Open gfs opened 4 years ago
@gfs Hello, I was looking at this tool a bit. Looks like the issue has been open for a couple years. Would this be something I could contribute too? I will have to look into the tool a bit more.
Hi @mtmulch,
If you're interested we are open to contributions.
You can start by looking at the DatabaseManager abstract class. The rest of the code is backend agnostic because of this abstraction:
https://github.com/microsoft/AttackSurfaceAnalyzer/blob/release/v2.3/Lib/Utils/DatabaseManager.cs
You should also take a look at the SqliteDatabaseManager class which is the only shipped implementation which inherits from it. This implementation actually is backed by multiple sqlite database "shards" to improve performance.
And then creating a new EntityFrameworkDatabaseManager that inherits from DatabaseManager.
I don't believe you need to modify the SqliteDatabaseManager, the DatabaseManager class or much of the rest of the code.

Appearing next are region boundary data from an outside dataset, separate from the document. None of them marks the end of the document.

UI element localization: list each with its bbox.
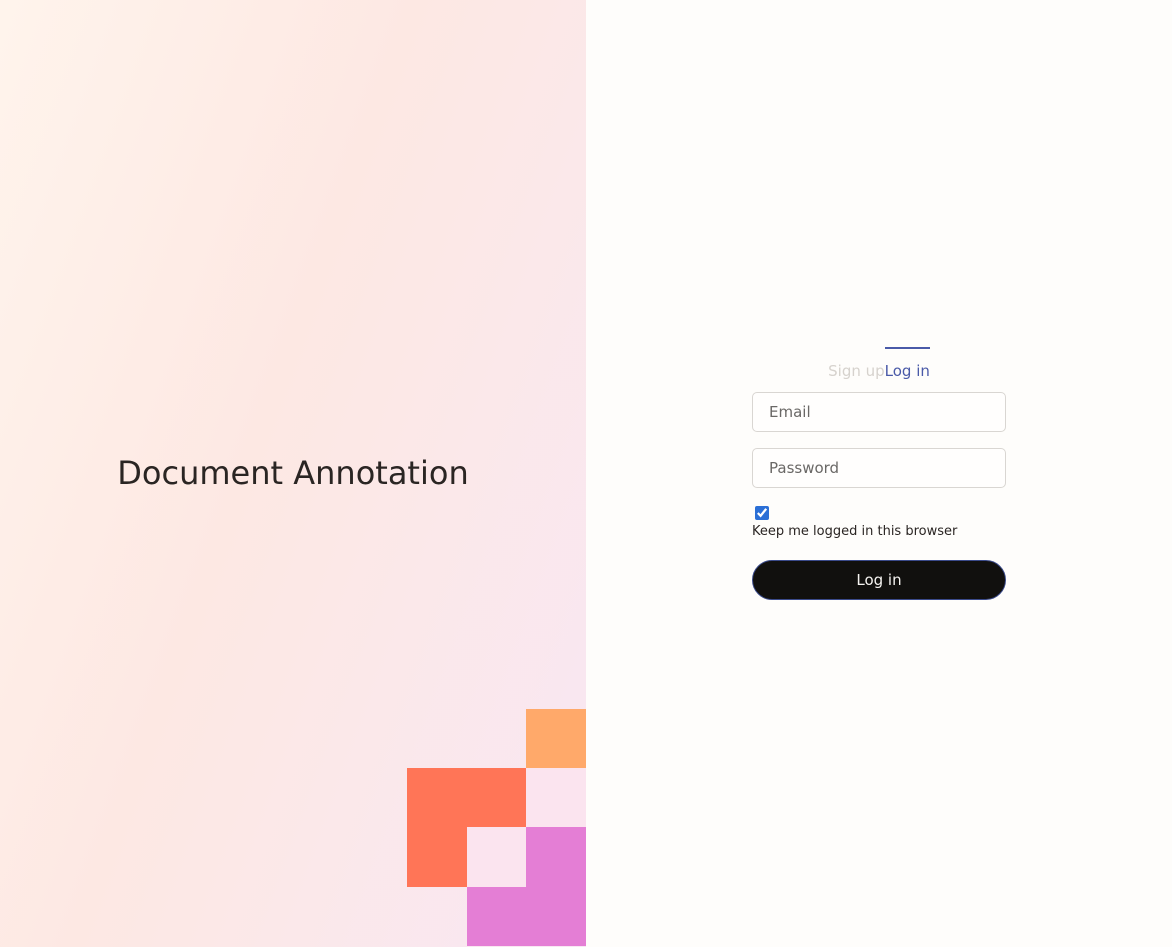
decorative-tile xyxy=(526,768,586,827)
login-page: Document Annotation Sign up Log in Keep … xyxy=(0,0,1172,947)
email-field[interactable] xyxy=(752,392,1006,432)
decorative-tile xyxy=(467,827,526,887)
decorative-tile xyxy=(407,827,467,887)
decorative-tile xyxy=(526,709,586,768)
log-in-button[interactable]: Log in xyxy=(752,560,1006,600)
password-field[interactable] xyxy=(752,448,1006,488)
decorative-tile xyxy=(407,768,526,827)
auth-panel: Sign up Log in Keep me logged in this br… xyxy=(586,0,1172,947)
login-form: Sign up Log in Keep me logged in this br… xyxy=(752,347,1006,600)
tab-log-in[interactable]: Log in xyxy=(884,347,931,383)
app-title: Document Annotation xyxy=(117,454,469,492)
decorative-tile xyxy=(526,827,586,946)
tab-sign-up[interactable]: Sign up xyxy=(828,347,885,383)
decorative-tile xyxy=(467,887,526,946)
remember-me-label[interactable]: Keep me logged in this browser xyxy=(752,523,1006,541)
brand-panel: Document Annotation xyxy=(0,0,586,947)
remember-me-checkbox[interactable] xyxy=(755,506,769,520)
auth-tabs: Sign up Log in xyxy=(752,347,1006,383)
remember-me: Keep me logged in this browser xyxy=(752,506,1006,541)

The database manager itself gets instantiated here:
I'd go with adding an argument (or multiple if needed) to the CommandOptions class to specify which database backend to use - leaving the default behavior of using the SQLite backend the same for now. This should end up getting consumed by the line above where the specific manager is instantiated.
You can test your implementation against the direct SQLite implementation with the Tests and Benchmarks in the repo.

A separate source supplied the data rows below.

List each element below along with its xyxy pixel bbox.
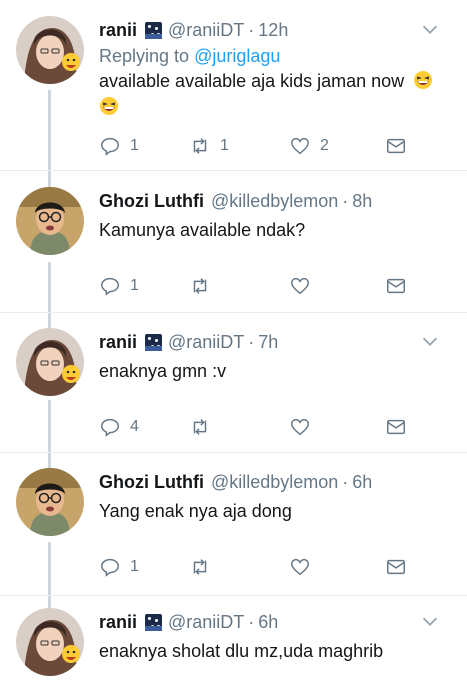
tweet[interactable]: Ghozi Luthfi @killedbylemon · 8h Kamunya…: [0, 187, 467, 315]
retweet-button[interactable]: [189, 414, 211, 440]
timestamp[interactable]: 7h: [258, 332, 278, 353]
grinning-squinting-face-emoji-icon: [100, 97, 118, 115]
user-name[interactable]: ranii: [99, 332, 137, 353]
like-button[interactable]: [289, 273, 311, 299]
chevron-down-icon[interactable]: [419, 330, 441, 352]
tweet-actions: 1: [99, 554, 419, 580]
envelope-icon: [387, 138, 405, 154]
envelope-icon: [387, 419, 405, 435]
night-sky-badge-icon: [145, 333, 163, 351]
reply-count: 1: [130, 277, 139, 294]
tweet-text: available available aja kids jaman now: [99, 68, 459, 120]
direct-message-button[interactable]: [385, 133, 407, 159]
separator-dot: ·: [342, 471, 349, 492]
avatar-ranii[interactable]: [16, 608, 84, 676]
reply-count: 4: [130, 418, 139, 435]
like-button[interactable]: 2: [289, 133, 329, 159]
replying-to-label: Replying to: [99, 46, 190, 66]
retweet-icon: [193, 559, 207, 575]
avatar-ranii[interactable]: [16, 328, 84, 396]
tweet[interactable]: ranii @raniiDT · 7h enaknya gmn :v 4: [0, 328, 467, 456]
divider: [0, 595, 467, 596]
divider: [0, 170, 467, 171]
tweet-text: Yang enak nya aja dong: [99, 501, 292, 521]
heart-icon: [291, 137, 309, 155]
like-count: 2: [320, 137, 329, 154]
tweet-header: ranii @raniiDT · 12h: [99, 16, 459, 44]
separator-dot: ·: [248, 611, 255, 632]
replying-to: Replying to @juriglagu: [99, 44, 459, 68]
tweet-text: Kamunya available ndak?: [99, 220, 306, 240]
tweet-text: enaknya sholat dlu mz,uda maghrib: [99, 641, 384, 661]
reply-button[interactable]: 1: [99, 133, 139, 159]
tweet[interactable]: ranii @raniiDT · 12h Replying to @jurigl…: [0, 16, 467, 170]
retweet-button[interactable]: [189, 554, 211, 580]
retweet-count: 1: [220, 137, 229, 154]
reply-count: 1: [130, 137, 139, 154]
user-name[interactable]: Ghozi Luthfi: [99, 191, 204, 212]
heart-icon: [291, 277, 309, 295]
divider: [0, 312, 467, 313]
avatar-ghozi-luthfi[interactable]: [16, 468, 84, 536]
user-handle[interactable]: @raniiDT: [168, 20, 244, 41]
user-handle[interactable]: @raniiDT: [168, 332, 244, 353]
user-handle[interactable]: @killedbylemon: [211, 191, 338, 212]
retweet-icon: [193, 278, 207, 294]
reply-icon: [101, 558, 119, 577]
chevron-down-icon[interactable]: [419, 18, 441, 40]
direct-message-button[interactable]: [385, 554, 407, 580]
direct-message-button[interactable]: [385, 414, 407, 440]
user-name[interactable]: ranii: [99, 20, 137, 41]
timestamp[interactable]: 6h: [258, 612, 278, 633]
separator-dot: ·: [342, 190, 349, 211]
reply-button[interactable]: 1: [99, 554, 139, 580]
envelope-icon: [387, 278, 405, 294]
replying-to-mention[interactable]: @juriglagu: [194, 46, 280, 66]
chevron-down-icon[interactable]: [419, 610, 441, 632]
retweet-icon: [193, 138, 207, 154]
reply-button[interactable]: 1: [99, 273, 139, 299]
reply-icon: [101, 418, 119, 437]
retweet-icon: [193, 419, 207, 435]
tweet-text-content: available available aja kids jaman now: [99, 71, 405, 91]
reply-icon: [101, 137, 119, 156]
retweet-button[interactable]: 1: [189, 133, 229, 159]
tweet[interactable]: ranii @raniiDT · 6h enaknya sholat dlu m…: [0, 608, 467, 680]
heart-icon: [291, 418, 309, 436]
tweet-actions: 1: [99, 273, 419, 299]
avatar-ghozi-luthfi[interactable]: [16, 187, 84, 255]
tweet-header: Ghozi Luthfi @killedbylemon · 8h: [99, 187, 459, 215]
timestamp[interactable]: 8h: [352, 191, 372, 212]
tweet-text: enaknya gmn :v: [99, 361, 227, 381]
user-name[interactable]: Ghozi Luthfi: [99, 472, 204, 493]
timestamp[interactable]: 12h: [258, 20, 288, 41]
user-handle[interactable]: @raniiDT: [168, 612, 244, 633]
like-button[interactable]: [289, 414, 311, 440]
divider: [0, 452, 467, 453]
like-button[interactable]: [289, 554, 311, 580]
direct-message-button[interactable]: [385, 273, 407, 299]
night-sky-badge-icon: [145, 21, 163, 39]
avatar-ranii[interactable]: [16, 16, 84, 84]
timestamp[interactable]: 6h: [352, 472, 372, 493]
separator-dot: ·: [248, 331, 255, 352]
conversation-thread: ranii @raniiDT · 12h Replying to @jurigl…: [0, 0, 467, 680]
night-sky-badge-icon: [145, 613, 163, 631]
reply-icon: [101, 277, 119, 296]
grinning-squinting-face-emoji-icon: [414, 71, 433, 89]
heart-icon: [291, 558, 309, 576]
tweet-header: ranii @raniiDT · 6h: [99, 608, 459, 636]
reply-button[interactable]: 4: [99, 414, 139, 440]
tweet[interactable]: Ghozi Luthfi @killedbylemon · 6h Yang en…: [0, 468, 467, 596]
separator-dot: ·: [248, 19, 255, 40]
envelope-icon: [387, 559, 405, 575]
tweet-header: ranii @raniiDT · 7h: [99, 328, 459, 356]
retweet-button[interactable]: [189, 273, 211, 299]
reply-count: 1: [130, 558, 139, 575]
tweet-actions: 4: [99, 414, 419, 440]
user-name[interactable]: ranii: [99, 612, 137, 633]
user-handle[interactable]: @killedbylemon: [211, 472, 338, 493]
tweet-actions: 1 1 2: [99, 133, 419, 159]
tweet-header: Ghozi Luthfi @killedbylemon · 6h: [99, 468, 459, 496]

Also to note, you should work from The release/v2.3 branch and not main.
@gfs Thanks for the guidance. I just wanted to confirm the entire project is targeting .NET 6.0 and EF Core with the latest stable version of 6.0.7 would be a good overall fit before proceeding further with the implementation.
Yes. Attack Surface Analyzer only targets the latest .NET, currently 6.0 so you should be able to use the latest EF.

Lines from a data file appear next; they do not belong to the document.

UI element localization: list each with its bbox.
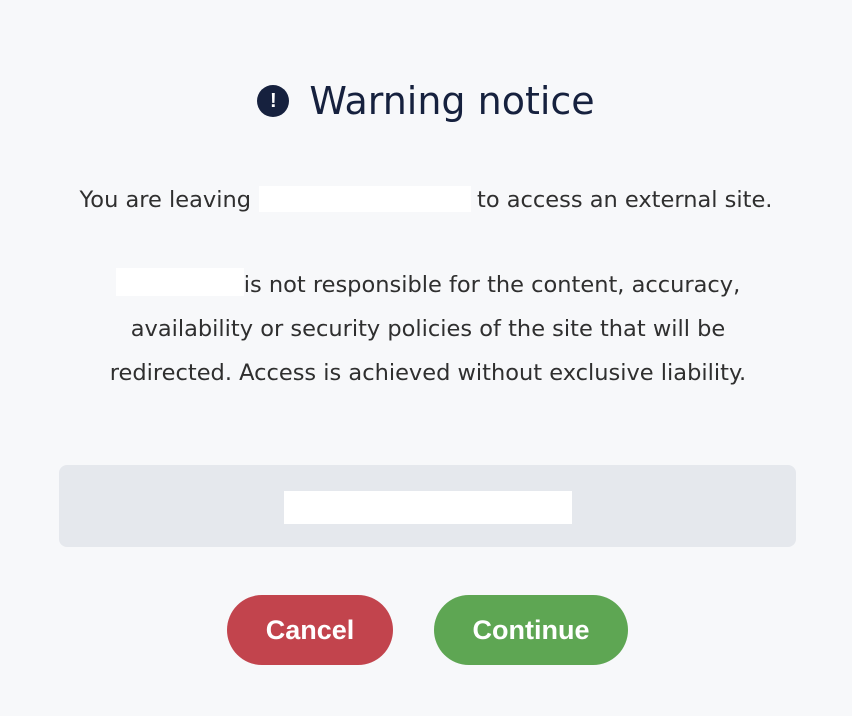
continue-button[interactable]: Continue: [434, 595, 628, 665]
exclamation-circle-icon: !: [257, 85, 290, 117]
redacted-site-name: [259, 185, 472, 212]
leaving-notice: You are leaving to access an external sit…: [0, 181, 852, 219]
dialog-header: ! Warning notice: [0, 76, 852, 126]
leaving-prefix: You are leaving: [79, 187, 252, 213]
leaving-suffix: to access an external site.: [477, 187, 773, 213]
cancel-button[interactable]: Cancel: [227, 595, 393, 665]
exclamation-glyph: !: [269, 89, 277, 112]
dialog-title: Warning notice: [309, 79, 595, 123]
redacted-destination-url: [283, 490, 572, 524]
destination-url-box: [59, 465, 796, 547]
disclaimer-paragraph: is not responsible for the content, accu…: [70, 263, 786, 395]
redacted-org-name: [115, 267, 244, 296]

Is their any plans to introduce another ORM such as NHibernate for Data Access? It may be thinking a little to far ahead and introducing more code than you would like for this issue but it almost seemed logical to use a factory.
I've experimented a bit with LiteDB but couldn't get the query speed competitive (you can see the partial implementation in the benchmarks).
I don't currently have any plans to develop an alternate backend right now.
Do you mean a factory to produce the correct database manager? I think that would be fine.
My understanding of EF is that it makes it easier to swap out where the data gets stored. Does it make sense to develop the EF manager in such a way that it itself is configurable with alternate storages?
Yes, I meant where the SqliteDatabaseManager is originally instantiated a factory can be instantiated and the method called to return the correct DatabaseManager basically following the same convention that you specified above. The CommandOptions default value can be tied to an enum which would by default point to SqliteDatabaseManager, allowing the user to just change the command argument to instantiate the EFDatabaseManager.
That's my understanding for ORM's such as EF to allow alternative data sources to be swapped in and out with ease without altering the SQLCommands associated with the specific database.
I have the project up and running. This is something I will work on in my free time and take my time with it, great project!
I've made some progress on this is in my own branch. Manual testing seems to have went well by just altering the default value of the type of DatabaseManager the user wants in the CommandOptions class. DbSettings I plan on keeping that the same as the EF Core ORM is being used as a replacement for the ADO.NET SqlCommands.
Sorry for the delay.
Thanks for the update. Look forward to reviewing.
@gfs sorry to leave you hanging on this I will get around to it, account problems. :)
No problem at all. Looks like good progress so far.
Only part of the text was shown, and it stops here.